Ternyata di RS JMC itu, kalau sesar SpOG-nya dua (wauwww), dan saat itu dr. Mariza didampingi oleh dr.Anita SpOG. Jadi di ruangan operasi ada dokter utama (dr. Mariza), dokter pendamping (dr. Anita), dokter anestasi (yang ternyata wali murid-nya Ibu saya), dokter anak, bidan dan suster-suster.

Jadi… Sesar yang kedua ini saya benar-benar sadar, tak seperti persalinan pertama yang gak sadar saat operasi. Eh tapi saya sempat tidur sih pas operasi sesar kedua ini sampai dibangunkan oleh dokter anak “Malam Bu, saya dr. Irma, dokter anak, anak Ibu sudah lahir, persis Ibu” lalu dedek bayi diciumkan ke pipi dan Inisiasi Menyusui Dini (IMD) sebentar karena bayi saya tidak kuat dingin. Udah deh, saya ga ingat apa-apa lagi sampai dibawa ke ruang pasca-operasi dan suami saya masuk (di sini saya belum sepenuhnya sadar). Akhirnya sekitar jam 11 malam saya dibawa ke ruang perawatan, dan baru bisa room-in dengan bayi keesokan paginya karena bayi saya masih di-observasi (tidak kuat dingin sama seperti kakaknya ketika lahir).

Pemulihan saya di RS menghabiskan waktu 4 hari 3 malam. Sebenarnya sih sudah bisa pulang 3 hari 2 malam (sesuai paket operasinya), tapi saya extend 1 hari karena di hari ke-3 anak saya lahir, bilirubinnya cukup tinggi dan harus disinar 24 jam. Di hari terakhir, saya sibuk bolak balik kamar (di lantai 3) ke ruangan perina (lantai 4 pojokan pula) , beuh perih banget jalan sambil megangin perut (hitung-hitung belajar jalan biar gak kaku). Berhubung ga menyiapkan pompa ASI, saya harus menyusui langsung dan bolak balik 2-3 jam sekali. Suatu waktu, jam 12 malam (malam Jumat) saya ditelepon dari ruang perina dan mengabarkan anak saya nangis dan harus disusuin, akhirnya diantar Ibu ke atas. Selesai menyusui, saya dan Ibu tidur di sofa depan ruang perina (malam jumat, pojokan, sepi, gelap, Ibu melahirkan yang menarik perhatian yang gaib), hemm rasanya mantaps.
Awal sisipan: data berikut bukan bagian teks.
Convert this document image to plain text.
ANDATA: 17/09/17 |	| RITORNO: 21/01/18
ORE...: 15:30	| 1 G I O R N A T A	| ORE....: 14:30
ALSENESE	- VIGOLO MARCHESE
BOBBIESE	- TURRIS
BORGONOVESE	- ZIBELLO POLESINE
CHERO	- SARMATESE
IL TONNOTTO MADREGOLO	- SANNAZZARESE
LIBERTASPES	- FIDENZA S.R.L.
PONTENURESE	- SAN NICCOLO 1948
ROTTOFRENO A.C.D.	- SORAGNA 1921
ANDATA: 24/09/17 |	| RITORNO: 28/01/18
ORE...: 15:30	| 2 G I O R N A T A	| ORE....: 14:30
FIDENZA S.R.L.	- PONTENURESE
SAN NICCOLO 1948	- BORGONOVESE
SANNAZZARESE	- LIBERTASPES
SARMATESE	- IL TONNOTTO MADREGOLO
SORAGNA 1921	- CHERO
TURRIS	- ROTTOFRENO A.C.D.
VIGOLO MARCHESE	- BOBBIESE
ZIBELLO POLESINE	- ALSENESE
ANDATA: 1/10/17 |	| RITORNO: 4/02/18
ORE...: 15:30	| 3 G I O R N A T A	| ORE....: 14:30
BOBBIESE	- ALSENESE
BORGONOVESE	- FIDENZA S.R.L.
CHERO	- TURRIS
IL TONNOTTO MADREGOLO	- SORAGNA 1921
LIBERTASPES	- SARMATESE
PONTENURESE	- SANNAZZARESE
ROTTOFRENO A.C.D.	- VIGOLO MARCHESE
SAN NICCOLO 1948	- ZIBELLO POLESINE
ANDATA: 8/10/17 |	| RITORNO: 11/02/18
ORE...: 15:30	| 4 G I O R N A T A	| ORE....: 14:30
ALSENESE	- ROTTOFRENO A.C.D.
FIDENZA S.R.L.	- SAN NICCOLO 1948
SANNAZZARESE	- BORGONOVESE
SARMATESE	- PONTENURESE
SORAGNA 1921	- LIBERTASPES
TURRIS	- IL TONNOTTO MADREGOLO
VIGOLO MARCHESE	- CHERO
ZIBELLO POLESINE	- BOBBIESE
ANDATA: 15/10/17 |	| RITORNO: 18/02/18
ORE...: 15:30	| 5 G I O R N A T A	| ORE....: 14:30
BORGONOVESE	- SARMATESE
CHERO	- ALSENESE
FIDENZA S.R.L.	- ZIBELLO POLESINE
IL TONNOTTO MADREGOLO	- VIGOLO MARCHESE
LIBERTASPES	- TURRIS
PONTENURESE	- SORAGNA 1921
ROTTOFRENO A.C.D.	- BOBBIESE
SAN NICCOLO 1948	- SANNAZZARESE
Jam 02.00 kami kembali ke kamar dan jam 03.30 saya sendirian balik ke ruang perina untuk menyusui.

Hari terakhir di RS, Mas Zhaf mau menatap dan deketan sama adiknya 🙂

Alhamdulillah hari Jumat kami bisa pulang, bilirubin anak saya sudah normal karena sudah disinar dan disusuin terus (Alhamdulillah saya dikaruniai ASI yang lancar  sejak anak lahir).

Pulangnya, kami dijemput Mbah Puti (Ibu mertua) yang sedang ke Jakarta dan pulang menggunakan Silver Bird Mercedes Benz agar nyaman di perjalanan. Pengemudinya sangat berhati-hati sehingga sampai rumah tidak merasa nyut-nyutan, apalagi mobil Mercy nyaman banget kan (Argo dari Buncit ke Tanah Baru Depok 150rb-an).

Special thanks to. dr Mariza Yustina SpOG (Dokter Kandungan-Dokter Utama), dr. Arju Anita SpOG (Dokter pendamping), dr. Irma Rochima SpA (Dokter Anak), Dokter Anestasi, Bidan dan suster yang bertugas menangani saya mulai dari observasi hingga pulang ke rumah.

Yeay dijemput Mbah Puti… (In Silver Bird Cab).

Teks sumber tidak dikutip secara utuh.